Collard greens are a nutrient powerhouse!
Remove center stem and cut into 1/2 inch strips.
Pimentón is a Spanish smoked paprika.
What is Pimentón?
Last week while visiting my daughter, she made collard greens with a spice that was new to me. Although I'm no stranger to paprika, I had never cooked with pimentón, a Spanish, "smoked" paprika. Its spicy, smoky flavor went very well with the slowly simmered collards. When I returned home, I ran out and bought this spice and cooked the collards dish once again. I quickly realized that pimentón comes in different levels of "heat" and the one I purchased wasn't very spicy at all. Although both kinds were quite good, the one you buy will definitely affect how much you use in this recipe. The pimentón "picante" is very spicy and would need 1/4 to 1/2 of a teaspoon for a large bunch or two small bunches of collards. If you use "agridulce" or medium hot pimentón, you would use a little more. For the sweet "dulce" version of pimentón, an entire teaspoon of the spice can be used. Just experiment to find the intensity and the flavor that pleases you. I look forward to experimenting further with this delicious spice.
Give Collards a Try!
Collards weren't popular in my mother's household. We ate lots of chard but never any collards. Probably because of her busy schedule (she worked all day at her job and then came home, fed us dinner and worked in my father's store until closing time). Chard takes minutes to braise and collards take much longer to tenderize. But it's worth the wait. Collard greens are a nutrient powerhouse, much like kale. They are a very good source of vitamin A, C, K, B6, riboflavin, folate, calcium, iron, and manganese. One cup of cooked collards is only 49 calories and provides 5 grams of fiber. They also provide protein, vitamin E, thiamin, niacin, magnesium, phosphorus, potassium and omega 3 fatty acids. Truly one of the most nutrient dense foods around!
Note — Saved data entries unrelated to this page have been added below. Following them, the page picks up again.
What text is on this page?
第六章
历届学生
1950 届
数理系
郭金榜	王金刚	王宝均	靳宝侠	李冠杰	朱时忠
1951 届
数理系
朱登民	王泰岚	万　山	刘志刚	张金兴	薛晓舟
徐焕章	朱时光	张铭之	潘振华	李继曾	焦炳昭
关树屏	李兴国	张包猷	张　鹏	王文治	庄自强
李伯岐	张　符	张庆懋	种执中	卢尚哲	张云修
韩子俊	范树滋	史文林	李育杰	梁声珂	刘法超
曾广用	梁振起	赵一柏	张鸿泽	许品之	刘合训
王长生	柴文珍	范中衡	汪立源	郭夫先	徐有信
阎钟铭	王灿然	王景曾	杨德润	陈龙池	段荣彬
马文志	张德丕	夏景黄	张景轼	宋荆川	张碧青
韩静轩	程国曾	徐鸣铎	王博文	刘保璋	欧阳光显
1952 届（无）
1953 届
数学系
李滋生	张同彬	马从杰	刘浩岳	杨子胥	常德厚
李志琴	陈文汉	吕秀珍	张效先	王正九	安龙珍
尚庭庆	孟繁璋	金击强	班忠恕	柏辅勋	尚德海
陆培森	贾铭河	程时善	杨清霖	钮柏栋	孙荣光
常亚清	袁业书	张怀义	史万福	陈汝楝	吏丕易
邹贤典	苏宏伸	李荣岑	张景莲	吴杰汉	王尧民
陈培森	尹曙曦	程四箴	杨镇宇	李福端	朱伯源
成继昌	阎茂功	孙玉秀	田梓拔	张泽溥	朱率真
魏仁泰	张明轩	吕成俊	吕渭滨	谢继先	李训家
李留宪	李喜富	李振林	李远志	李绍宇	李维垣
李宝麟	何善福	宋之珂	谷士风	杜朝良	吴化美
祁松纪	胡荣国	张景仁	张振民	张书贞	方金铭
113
Collard Greens with Pimenton on Whipped Sweet Potatoes
For the Collards:
2 bunches organic collard greens
2 teaspoons extra virgin olive oil
1 small onion, thinly sliced
2 cloves garlic, minced
1/4 teaspoon "picante" or 1 teaspoon "dulce" pimentón (to taste)
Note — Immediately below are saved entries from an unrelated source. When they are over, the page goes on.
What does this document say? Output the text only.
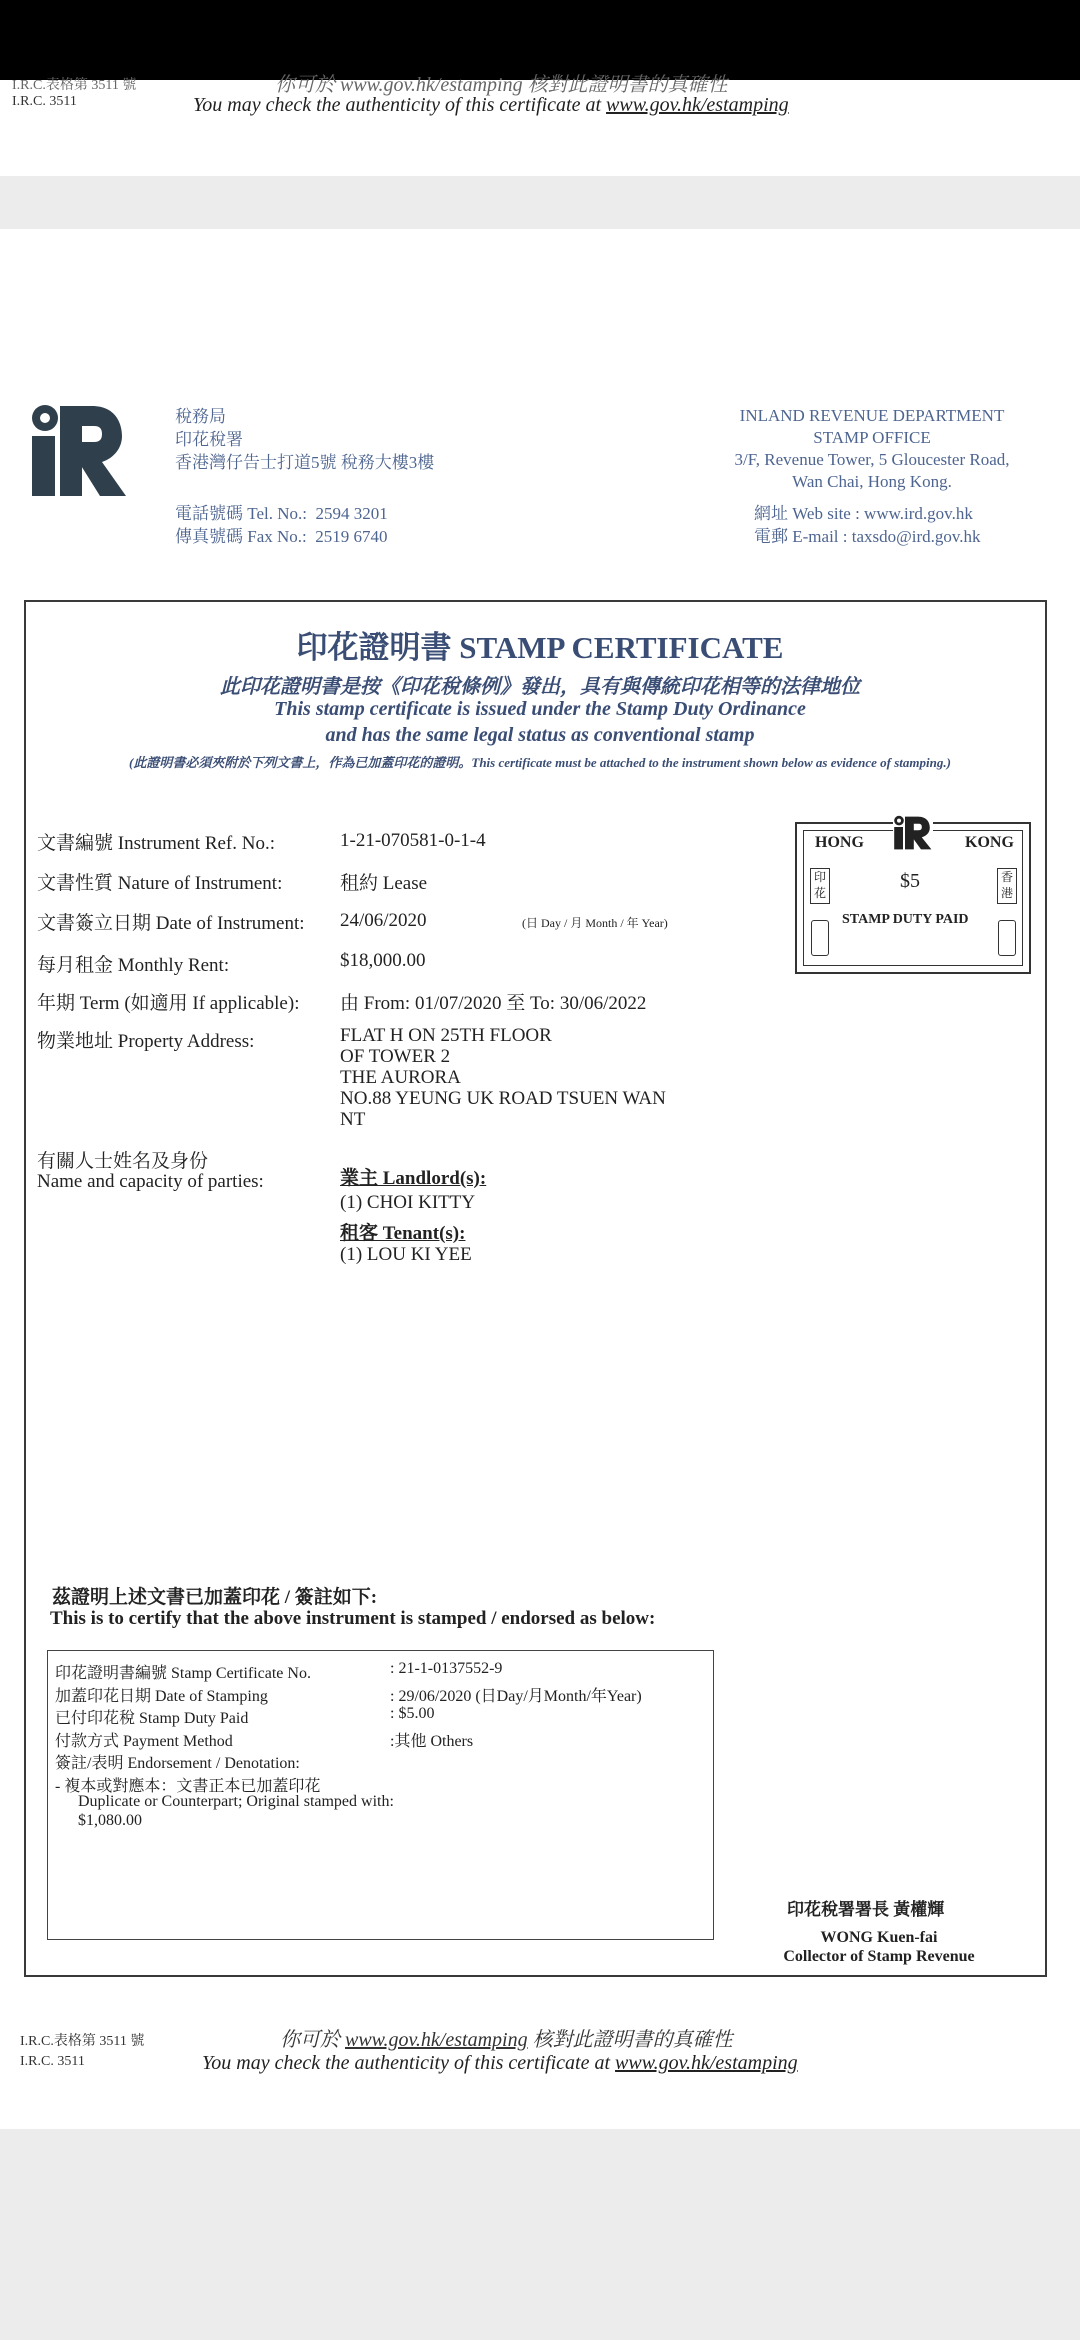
I.R.C.表格第 3511 號
I.R.C. 3511
你可於 www.gov.hk/estamping 核對此證明書的真確性
You may check the authenticity of this certificate at www.gov.hk/estamping
稅務局
印花稅署
香港灣仔告士打道5號 稅務大樓3樓
電話號碼 Tel. No.: 2594 3201
傳真號碼 Fax No.: 2519 6740
INLAND REVENUE DEPARTMENT
STAMP OFFICE
3/F, Revenue Tower, 5 Gloucester Road,
Wan Chai, Hong Kong.
網址 Web site : www.ird.gov.hk
電郵 E-mail : taxsdo@ird.gov.hk
印花證明書 STAMP CERTIFICATE
此印花證明書是按《印花稅條例》發出，具有與傳統印花相等的法律地位
This stamp certificate is issued under the Stamp Duty Ordinance
and has the same legal status as conventional stamp
(此證明書必須夾附於下列文書上，作為已加蓋印花的證明。This certificate must be attached to the instrument shown below as evidence of stamping.)
文書編號 Instrument Ref. No.:	1-21-070581-0-1-4
文書性質 Nature of Instrument:	租約 Lease
文書簽立日期 Date of Instrument: 24/06/2020	(日 Day / 月 Month / 年 Year)
每月租金 Monthly Rent:	$18,000.00
年期 Term (如適用 If applicable): 由 From: 01/07/2020 至 To: 30/06/2022
物業地址 Property Address:	FLAT H ON 25TH FLOOR
OF TOWER 2
THE AURORA
NO.88 YEUNG UK ROAD TSUEN WAN
NT
有關人士姓名及身份
Name and capacity of parties:	業主 Landlord(s):
(1) CHOI KITTY
租客 Tenant(s):
(1) LOU KI YEE
HONG	KONG
$5
印花
香港
STAMP DUTY PAID
茲證明上述文書已加蓋印花 / 簽註如下:
This is to certify that the above instrument is stamped / endorsed as below:
印花證明書編號 Stamp Certificate No.	: 21-1-0137552-9
加蓋印花日期 Date of Stamping	: 29/06/2020 (日Day/月Month/年Year)
已付印花稅 Stamp Duty Paid	: $5.00
付款方式 Payment Method	:其他 Others
簽註/表明 Endorsement / Denotation:
- 複本或對應本：文書正本已加蓋印花
Duplicate or Counterpart; Original stamped with:
$1,080.00
印花稅署署長 黃權輝
WONG Kuen-fai
Collector of Stamp Revenue
I.R.C.表格第 3511 號
I.R.C. 3511
你可於 www.gov.hk/estamping 核對此證明書的真確性
You may check the authenticity of this certificate at www.gov.hk/estamping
2 teaspoons balsamic vinegar
1/2 cup water
1/2 teaspoon sea salt
For the whipped sweet potatoes:
6 cups peeled and diced sweet potatoes
2 tablespoons fresh orange juice
1 tablespoon maple syrup
1/2 teaspoon salt
Soak the collards in a large bowl of water, rinsing them several times to remove any sand. Drain and remove the center stem. Slice into 1/2 inch strips. Set aside.
Heat olive oil and sauté onion for 5 minutes. Add garlic and cook another 2 minutes. Mix in the pimentón. Add the sliced collard greens, vinegar, water and salt and mix well. Cover and slowly simmer until soft, about 45 minutes, stirring occasionally. Adjust the seasonings adding more pimentón or salt, as needed.
Steam sweet potatoes until soft, about 20 to 30 minutes. Place in a mixing bowl with orange juice, maple syrup and salt and whip them with a hand beater until smooth.
Serve the collards over the whipped sweet potatoes.